As part of piloting a survey, I presented each Turker with sets of choices amongst four alternatives. The data looks like this:
> so
WorkerId pio_1_1 pio_1_2 pio_1_3 pio_1_4 pio_2_1 pio_2_2 pio_2_3 pio_2_4
1 1 Yes No No No No No Yes No
2 2 No Yes No No Yes No Yes No
3 3 Yes Yes No No Yes No Yes No
I'd like it to look like this:
WorkerId set pio1 pio2 pio3 pio4
1 1 Yes No No No
1 2 No No Yes No
...
I can kludge through this by a number of means, none of which seem very elegant:
- Swapping the order of the numbers with regexes and backreferencing and then using reshape()
- Writing my own little function to parse out the first digit between the underscores and then reshape it long
- Splitting and then stacking the columns (relies on the ordering being right)
But it seems to me that all of these ignore the idea that data in what you might call "double wide" format has its own structure.
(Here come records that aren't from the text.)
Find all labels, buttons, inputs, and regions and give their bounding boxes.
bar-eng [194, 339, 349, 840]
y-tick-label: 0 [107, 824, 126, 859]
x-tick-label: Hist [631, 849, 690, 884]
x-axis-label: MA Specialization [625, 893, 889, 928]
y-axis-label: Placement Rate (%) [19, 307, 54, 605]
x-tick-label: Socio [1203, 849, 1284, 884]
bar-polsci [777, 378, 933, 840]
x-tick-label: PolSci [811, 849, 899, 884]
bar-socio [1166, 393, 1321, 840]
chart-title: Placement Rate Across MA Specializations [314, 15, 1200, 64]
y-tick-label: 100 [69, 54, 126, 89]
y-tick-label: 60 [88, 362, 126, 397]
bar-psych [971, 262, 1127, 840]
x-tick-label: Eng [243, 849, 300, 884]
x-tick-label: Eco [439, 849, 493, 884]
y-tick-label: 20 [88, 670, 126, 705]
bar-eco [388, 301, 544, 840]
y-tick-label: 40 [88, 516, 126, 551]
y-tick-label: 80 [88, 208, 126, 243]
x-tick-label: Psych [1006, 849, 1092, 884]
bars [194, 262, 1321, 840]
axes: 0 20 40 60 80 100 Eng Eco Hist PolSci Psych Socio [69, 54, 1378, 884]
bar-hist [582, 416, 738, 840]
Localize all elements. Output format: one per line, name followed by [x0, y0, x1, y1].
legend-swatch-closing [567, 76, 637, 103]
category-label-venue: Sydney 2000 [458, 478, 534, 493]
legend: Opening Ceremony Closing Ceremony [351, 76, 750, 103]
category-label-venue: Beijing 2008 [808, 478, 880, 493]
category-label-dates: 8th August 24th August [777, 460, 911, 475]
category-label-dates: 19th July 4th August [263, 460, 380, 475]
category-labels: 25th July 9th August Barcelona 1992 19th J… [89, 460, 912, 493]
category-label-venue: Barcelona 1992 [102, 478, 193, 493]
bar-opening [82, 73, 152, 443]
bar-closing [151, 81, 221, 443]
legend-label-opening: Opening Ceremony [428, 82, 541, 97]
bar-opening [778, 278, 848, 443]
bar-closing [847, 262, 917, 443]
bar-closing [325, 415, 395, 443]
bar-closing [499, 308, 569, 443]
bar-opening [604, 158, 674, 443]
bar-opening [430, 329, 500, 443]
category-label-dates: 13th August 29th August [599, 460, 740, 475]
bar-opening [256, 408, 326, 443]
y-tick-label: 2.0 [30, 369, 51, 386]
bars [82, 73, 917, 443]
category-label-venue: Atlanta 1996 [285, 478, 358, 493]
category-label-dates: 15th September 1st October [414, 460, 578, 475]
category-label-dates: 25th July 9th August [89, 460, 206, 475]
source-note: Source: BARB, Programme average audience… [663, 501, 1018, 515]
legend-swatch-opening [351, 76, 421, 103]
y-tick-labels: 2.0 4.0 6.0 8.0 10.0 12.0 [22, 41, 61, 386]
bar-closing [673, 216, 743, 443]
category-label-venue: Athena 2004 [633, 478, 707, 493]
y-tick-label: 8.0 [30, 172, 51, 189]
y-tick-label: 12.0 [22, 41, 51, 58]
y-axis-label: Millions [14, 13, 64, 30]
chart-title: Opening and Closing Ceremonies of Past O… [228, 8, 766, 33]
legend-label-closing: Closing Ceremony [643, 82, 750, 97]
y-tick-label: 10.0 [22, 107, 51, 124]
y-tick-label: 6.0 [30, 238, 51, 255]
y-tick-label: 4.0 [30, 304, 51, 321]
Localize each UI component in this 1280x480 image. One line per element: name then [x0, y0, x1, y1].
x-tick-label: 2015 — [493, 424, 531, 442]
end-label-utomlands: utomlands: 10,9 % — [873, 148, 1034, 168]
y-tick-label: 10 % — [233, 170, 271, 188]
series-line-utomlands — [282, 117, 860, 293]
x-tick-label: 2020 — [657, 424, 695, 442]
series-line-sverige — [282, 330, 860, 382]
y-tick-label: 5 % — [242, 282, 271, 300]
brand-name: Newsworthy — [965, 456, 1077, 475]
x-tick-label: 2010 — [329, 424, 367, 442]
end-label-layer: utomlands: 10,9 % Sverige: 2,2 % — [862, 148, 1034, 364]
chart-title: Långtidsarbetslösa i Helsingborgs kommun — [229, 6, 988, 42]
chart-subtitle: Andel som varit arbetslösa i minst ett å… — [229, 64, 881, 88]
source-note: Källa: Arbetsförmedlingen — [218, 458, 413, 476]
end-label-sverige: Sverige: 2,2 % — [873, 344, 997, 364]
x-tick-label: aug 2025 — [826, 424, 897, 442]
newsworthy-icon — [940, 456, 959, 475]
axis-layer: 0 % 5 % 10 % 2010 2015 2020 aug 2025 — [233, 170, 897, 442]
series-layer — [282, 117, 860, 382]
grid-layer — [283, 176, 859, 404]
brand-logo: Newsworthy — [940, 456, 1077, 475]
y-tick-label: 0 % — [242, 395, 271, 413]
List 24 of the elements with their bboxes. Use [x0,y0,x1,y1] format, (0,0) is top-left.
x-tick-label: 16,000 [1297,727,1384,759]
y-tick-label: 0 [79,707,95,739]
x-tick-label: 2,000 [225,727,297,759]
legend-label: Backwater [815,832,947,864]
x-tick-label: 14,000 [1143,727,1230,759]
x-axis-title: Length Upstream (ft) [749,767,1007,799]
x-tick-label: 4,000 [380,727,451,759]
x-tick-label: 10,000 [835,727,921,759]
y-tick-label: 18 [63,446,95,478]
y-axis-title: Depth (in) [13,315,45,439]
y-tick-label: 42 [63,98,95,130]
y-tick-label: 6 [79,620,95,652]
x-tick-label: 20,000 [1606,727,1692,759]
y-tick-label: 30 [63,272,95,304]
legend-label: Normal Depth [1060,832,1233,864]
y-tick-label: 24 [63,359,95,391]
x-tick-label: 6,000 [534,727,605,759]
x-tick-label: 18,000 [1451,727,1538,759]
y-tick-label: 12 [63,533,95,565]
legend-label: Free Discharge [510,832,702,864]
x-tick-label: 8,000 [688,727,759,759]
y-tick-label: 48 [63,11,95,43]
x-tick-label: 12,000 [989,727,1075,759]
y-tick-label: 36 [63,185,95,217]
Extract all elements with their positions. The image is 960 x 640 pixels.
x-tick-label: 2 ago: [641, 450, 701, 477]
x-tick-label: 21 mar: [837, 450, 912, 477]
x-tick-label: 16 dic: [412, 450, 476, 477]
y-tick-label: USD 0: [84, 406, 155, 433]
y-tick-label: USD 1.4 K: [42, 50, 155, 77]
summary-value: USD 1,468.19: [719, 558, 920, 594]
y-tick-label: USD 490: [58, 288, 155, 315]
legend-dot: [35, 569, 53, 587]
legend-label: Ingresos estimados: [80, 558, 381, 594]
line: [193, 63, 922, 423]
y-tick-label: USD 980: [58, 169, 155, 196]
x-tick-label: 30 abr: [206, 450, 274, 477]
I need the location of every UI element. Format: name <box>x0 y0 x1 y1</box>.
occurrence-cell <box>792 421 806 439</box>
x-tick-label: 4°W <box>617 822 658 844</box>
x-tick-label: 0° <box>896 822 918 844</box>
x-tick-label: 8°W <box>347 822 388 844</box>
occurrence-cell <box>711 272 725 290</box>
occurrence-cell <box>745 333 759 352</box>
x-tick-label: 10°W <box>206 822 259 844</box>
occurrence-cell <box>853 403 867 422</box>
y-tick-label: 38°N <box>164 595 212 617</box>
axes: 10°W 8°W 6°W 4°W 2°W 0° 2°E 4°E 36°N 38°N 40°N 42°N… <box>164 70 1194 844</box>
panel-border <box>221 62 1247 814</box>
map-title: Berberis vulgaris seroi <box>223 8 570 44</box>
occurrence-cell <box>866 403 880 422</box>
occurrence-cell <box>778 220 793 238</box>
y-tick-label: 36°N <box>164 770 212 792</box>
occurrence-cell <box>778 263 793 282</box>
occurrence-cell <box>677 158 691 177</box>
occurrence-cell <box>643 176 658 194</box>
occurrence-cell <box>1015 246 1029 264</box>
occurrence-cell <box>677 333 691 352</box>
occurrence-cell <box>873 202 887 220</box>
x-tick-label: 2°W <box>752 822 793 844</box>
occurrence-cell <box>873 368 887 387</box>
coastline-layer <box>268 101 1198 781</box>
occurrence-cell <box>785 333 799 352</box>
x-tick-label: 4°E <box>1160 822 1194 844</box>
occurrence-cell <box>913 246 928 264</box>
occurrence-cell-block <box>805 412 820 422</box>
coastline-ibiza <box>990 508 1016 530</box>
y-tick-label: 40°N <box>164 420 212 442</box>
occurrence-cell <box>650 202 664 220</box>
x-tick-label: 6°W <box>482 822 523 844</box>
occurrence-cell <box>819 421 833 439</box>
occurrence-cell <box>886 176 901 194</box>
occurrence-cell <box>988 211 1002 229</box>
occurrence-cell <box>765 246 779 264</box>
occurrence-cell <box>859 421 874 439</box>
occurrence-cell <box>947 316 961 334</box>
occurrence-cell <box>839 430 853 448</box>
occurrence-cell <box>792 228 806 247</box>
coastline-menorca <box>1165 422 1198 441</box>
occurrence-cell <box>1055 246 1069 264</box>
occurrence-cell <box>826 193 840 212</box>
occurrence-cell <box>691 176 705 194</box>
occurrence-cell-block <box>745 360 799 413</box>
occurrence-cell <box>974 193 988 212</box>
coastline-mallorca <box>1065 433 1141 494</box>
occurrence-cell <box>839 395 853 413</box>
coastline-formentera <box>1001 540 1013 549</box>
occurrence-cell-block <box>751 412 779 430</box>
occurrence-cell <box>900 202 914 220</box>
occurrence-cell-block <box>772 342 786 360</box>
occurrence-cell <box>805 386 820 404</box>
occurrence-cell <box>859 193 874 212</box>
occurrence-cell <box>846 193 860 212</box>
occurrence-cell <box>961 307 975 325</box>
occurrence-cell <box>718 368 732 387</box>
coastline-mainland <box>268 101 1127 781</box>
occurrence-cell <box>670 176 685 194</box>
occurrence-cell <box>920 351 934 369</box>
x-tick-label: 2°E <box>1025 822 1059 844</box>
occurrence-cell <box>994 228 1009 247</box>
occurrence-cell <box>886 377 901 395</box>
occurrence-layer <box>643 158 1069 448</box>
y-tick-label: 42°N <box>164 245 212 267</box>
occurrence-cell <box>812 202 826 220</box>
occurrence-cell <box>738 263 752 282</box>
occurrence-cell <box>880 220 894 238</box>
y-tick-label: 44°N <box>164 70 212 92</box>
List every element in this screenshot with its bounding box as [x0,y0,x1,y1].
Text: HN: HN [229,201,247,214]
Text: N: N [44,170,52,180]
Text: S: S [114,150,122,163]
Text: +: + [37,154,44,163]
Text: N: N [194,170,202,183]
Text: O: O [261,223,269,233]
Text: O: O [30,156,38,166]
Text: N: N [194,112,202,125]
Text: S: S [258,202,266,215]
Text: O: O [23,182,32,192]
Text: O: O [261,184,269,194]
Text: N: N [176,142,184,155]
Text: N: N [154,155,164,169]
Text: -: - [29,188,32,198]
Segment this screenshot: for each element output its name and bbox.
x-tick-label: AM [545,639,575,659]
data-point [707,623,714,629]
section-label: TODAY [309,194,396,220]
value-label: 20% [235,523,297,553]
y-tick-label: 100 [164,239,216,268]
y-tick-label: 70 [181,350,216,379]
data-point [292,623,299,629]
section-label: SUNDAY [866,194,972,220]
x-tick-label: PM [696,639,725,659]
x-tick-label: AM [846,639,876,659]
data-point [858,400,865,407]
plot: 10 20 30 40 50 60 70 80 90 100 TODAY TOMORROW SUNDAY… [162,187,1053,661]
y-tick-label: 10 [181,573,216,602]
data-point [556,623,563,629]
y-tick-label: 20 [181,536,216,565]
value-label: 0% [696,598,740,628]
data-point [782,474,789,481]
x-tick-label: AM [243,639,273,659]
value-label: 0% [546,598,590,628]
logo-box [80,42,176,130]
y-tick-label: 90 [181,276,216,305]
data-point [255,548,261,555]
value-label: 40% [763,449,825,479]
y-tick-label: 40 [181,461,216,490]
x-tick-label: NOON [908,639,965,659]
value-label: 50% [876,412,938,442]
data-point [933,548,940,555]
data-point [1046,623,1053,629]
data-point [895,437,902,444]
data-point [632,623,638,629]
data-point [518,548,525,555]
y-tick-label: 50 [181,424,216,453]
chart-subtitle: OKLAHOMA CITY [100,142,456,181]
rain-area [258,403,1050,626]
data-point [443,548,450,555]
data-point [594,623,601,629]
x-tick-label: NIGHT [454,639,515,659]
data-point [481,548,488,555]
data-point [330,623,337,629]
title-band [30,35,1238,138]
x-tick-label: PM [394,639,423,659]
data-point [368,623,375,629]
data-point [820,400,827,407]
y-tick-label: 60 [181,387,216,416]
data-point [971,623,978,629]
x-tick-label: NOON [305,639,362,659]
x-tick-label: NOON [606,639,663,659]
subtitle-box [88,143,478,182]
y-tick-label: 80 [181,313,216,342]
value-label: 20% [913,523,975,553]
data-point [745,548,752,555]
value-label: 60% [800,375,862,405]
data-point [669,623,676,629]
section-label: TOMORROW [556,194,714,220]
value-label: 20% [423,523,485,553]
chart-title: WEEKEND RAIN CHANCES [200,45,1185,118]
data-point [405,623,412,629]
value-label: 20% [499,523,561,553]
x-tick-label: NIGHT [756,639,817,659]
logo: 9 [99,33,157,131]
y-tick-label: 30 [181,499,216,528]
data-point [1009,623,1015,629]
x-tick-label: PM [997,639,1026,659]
I'd love to use the reshape2 package for this, but despite the data having been produced with cast() I don't see any options that would help me truly melt this data.frame back.
Suggestions welcome.
so <- structure(list(WorkerId = 1:3, pio_1_1 = structure(c(2L, 1L,
2L), .Label = c("No", "Yes"), class = "factor"), pio_1_2 = structure(c(1L,
2L, 2L), .Label = c("No", "Yes"), class = "factor"), pio_1_3 = structure(c(1L,
1L, 1L), .Label = c("No", "Yes"), class = "factor"), pio_1_4 = structure(c(1L,
1L, 1L), .Label = "No", class = "factor"), pio_2_1 = structure(c(1L,
2L, 2L), .Label = c("No", "Yes"), class = "factor"), pio_2_2 = structure(c(1L,
1L, 1L), .Label = c("No", "Yes"), class = "factor"), pio_2_3 = structure(c(2L,
2L, 2L), .Label = c("No", "Yes"), class = "factor"), pio_2_4 = structure(c(1L,
1L, 1L), .Label = "No", class = "factor")), .Names = c("WorkerId",
"pio_1_1", "pio_1_2", "pio_1_3", "pio_1_4", "pio_2_1", "pio_2_2",
"pio_2_3", "pio_2_4"), row.names = c(NA, 3L), class = "data.frame")